Can I bring my spouse, a friend, or family member on outings?

In the beginning it’s important for you and your Little Brother/Sister to get to know each other. This can happen best on a one-to-one basis. However, over time it’s also valuable for your Little to get to know the people who are important to you. Just keep in mind that if you’re spending lots of time with others, your Little may begin to feel jealous or neglected. The main focus is the friendship you develop with your Little and the impact you have on his/her life.

Will I become a replacement parent?

No, Littles have a parent or guardian in their life already. What they need is a Big to spend quality, one-on-one time with them. Someone to have fun with, someone they can confide in, someone like you!

How do you match a Big with a Little?

Call us the matchmakers! In our multi-faceted approach to matching, we look to connect a youth with a mentor whom they can make a deep bond—that means personality, interests, needs, and location are all considered. The personal preferences of each youth, family, and mentor also play an important role.

What kind of support can I expect from BBBS?

Once you are matched with your Little Brother/Sister, a Match Support Specialist from the agency will be in regular contact with you to aid and give feedback.
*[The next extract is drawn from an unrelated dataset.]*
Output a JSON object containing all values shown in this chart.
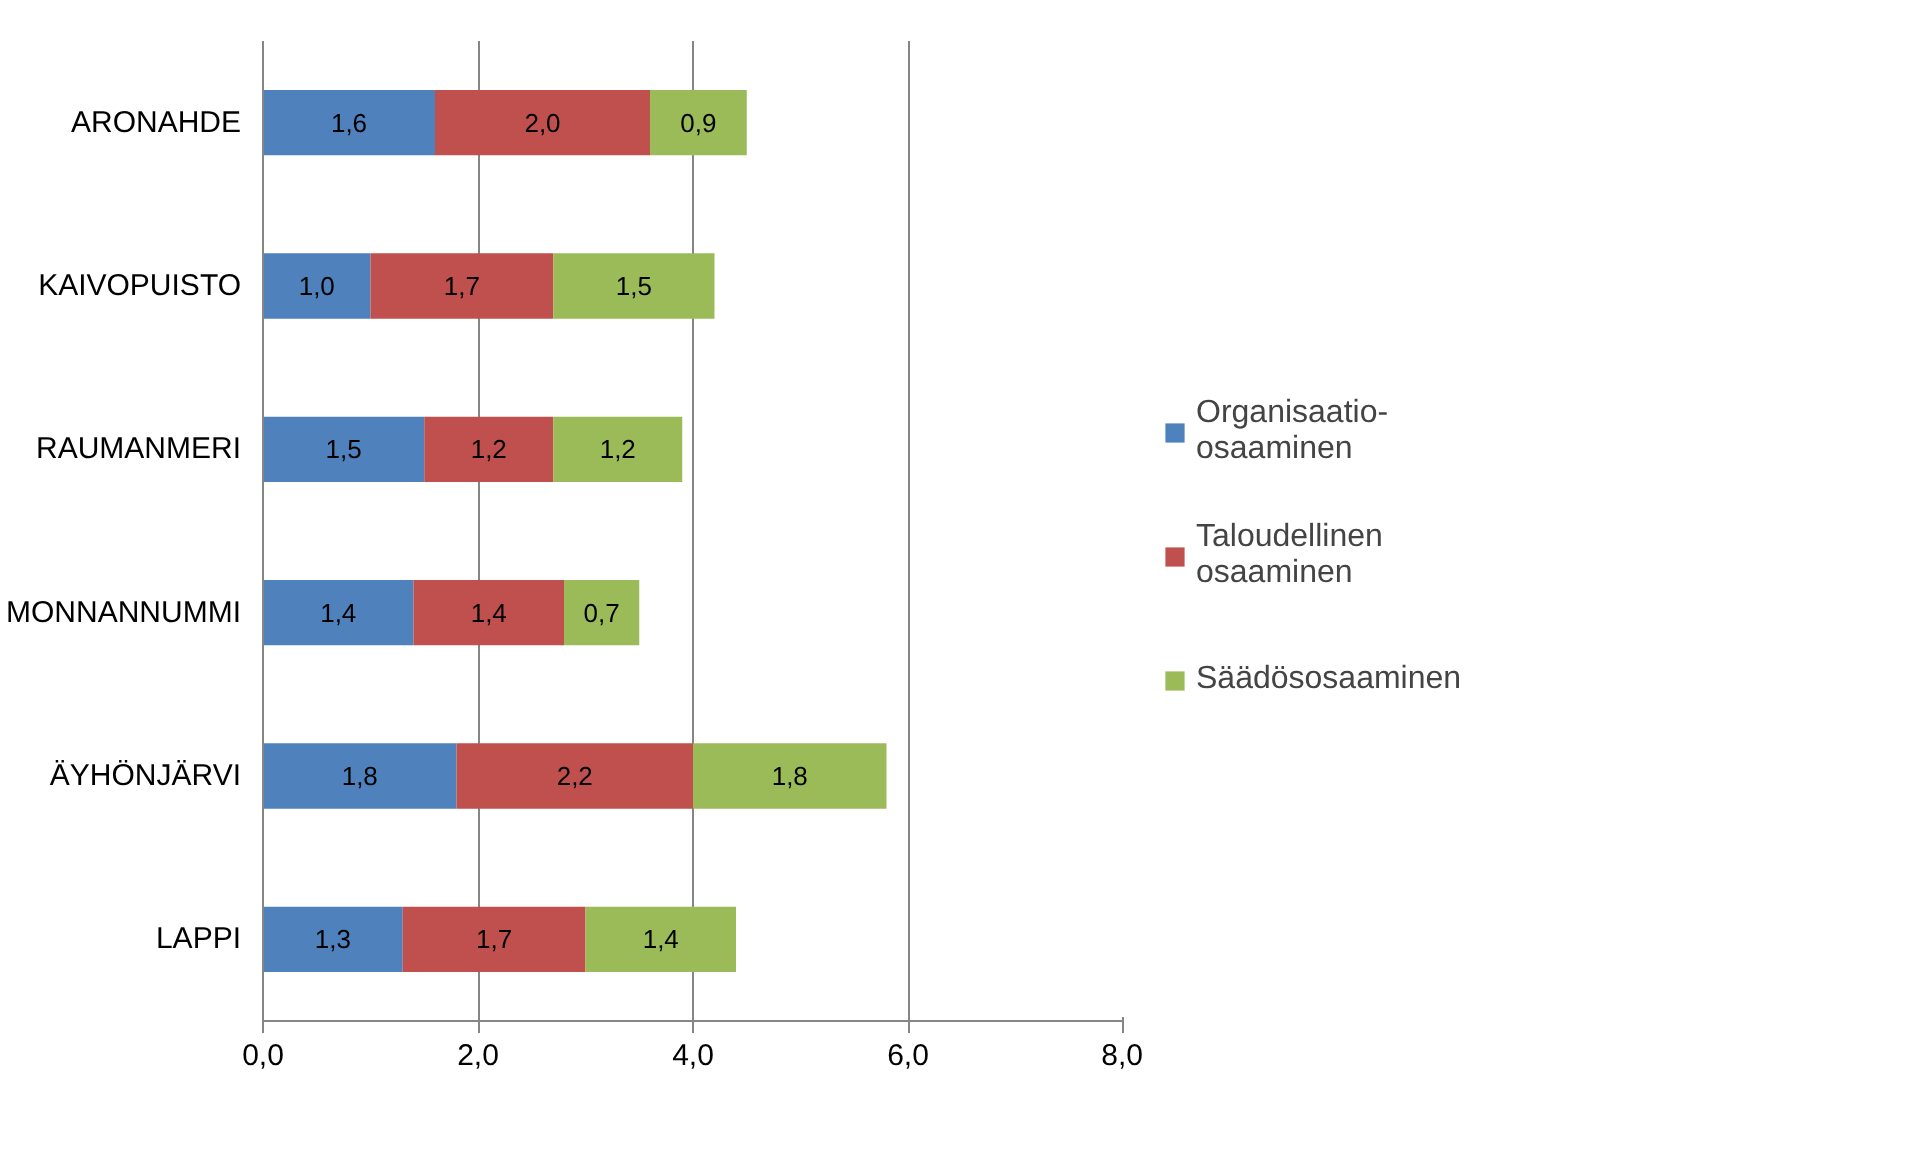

Any time you are unsure about what to do or how to handle a situation, you will have a Match Support Specialist there to help. They’ll help you with ideas for activities, guidance for handling possible difficult situations, and feedback on how you are making a difference.

What kind of impact will my match have on the child?
  • Less likely to use illegal drugs or alcohol
  • More likely to stay in school
  • More likely to make positive choices for their future
Do all volunteers get accepted?

No. Being accepted into BBBS and into the life of a youth is an honor and we do our best to screen all potential volunteers for safety, reliability, and stability.

BBBS turns away volunteers for many reasons. Child safety is always our #1 priority, so if we have any child safety concerns regarding a volunteer, we will deny them from the program. We also deny volunteers if we don’t believe that this is the right time or the right volunteer opportunity for them.

Can I be a Big if I don’t know much about kids?

Yes! Being a Big is about being a friend. You already have the skills to be a Big! All of our Bigs go through volunteer training and will have the support of a BBBS Match Support Specialist to provide ideas, support, and coaching throughout the life of the match.

Can I volunteer even if I have a criminal record?

Yes. BBBS has restrictions regarding criminal records, but having a criminal record will not prevent you from volunteering. We do not, however, accept volunteers with felonies on their record.

Can I be a Big if I don’t have a car?

Our Community-based Bigs need a car, current car insurance, and a current driver’s license throughout the life of their match. Site-based Bigs do not need a car.

Do I have to be employed to be a Big?

No. However, stability is very important to provide a long-term match with a youth. Times of transition (being in-between jobs, searching for work, or just starting schooling) are not the most stable times to volunteer. We usually ask that volunteers wait until they are in a stable place before proceeding with the enrollment process. 

Does BBBS SWWA accept LGBTQ volunteers?

Yes. We value diversity and love when we can connect youth to mentors with whom they have shared experiences. No person will be denied equal because of sexual orientation, gender identity, or gender expression.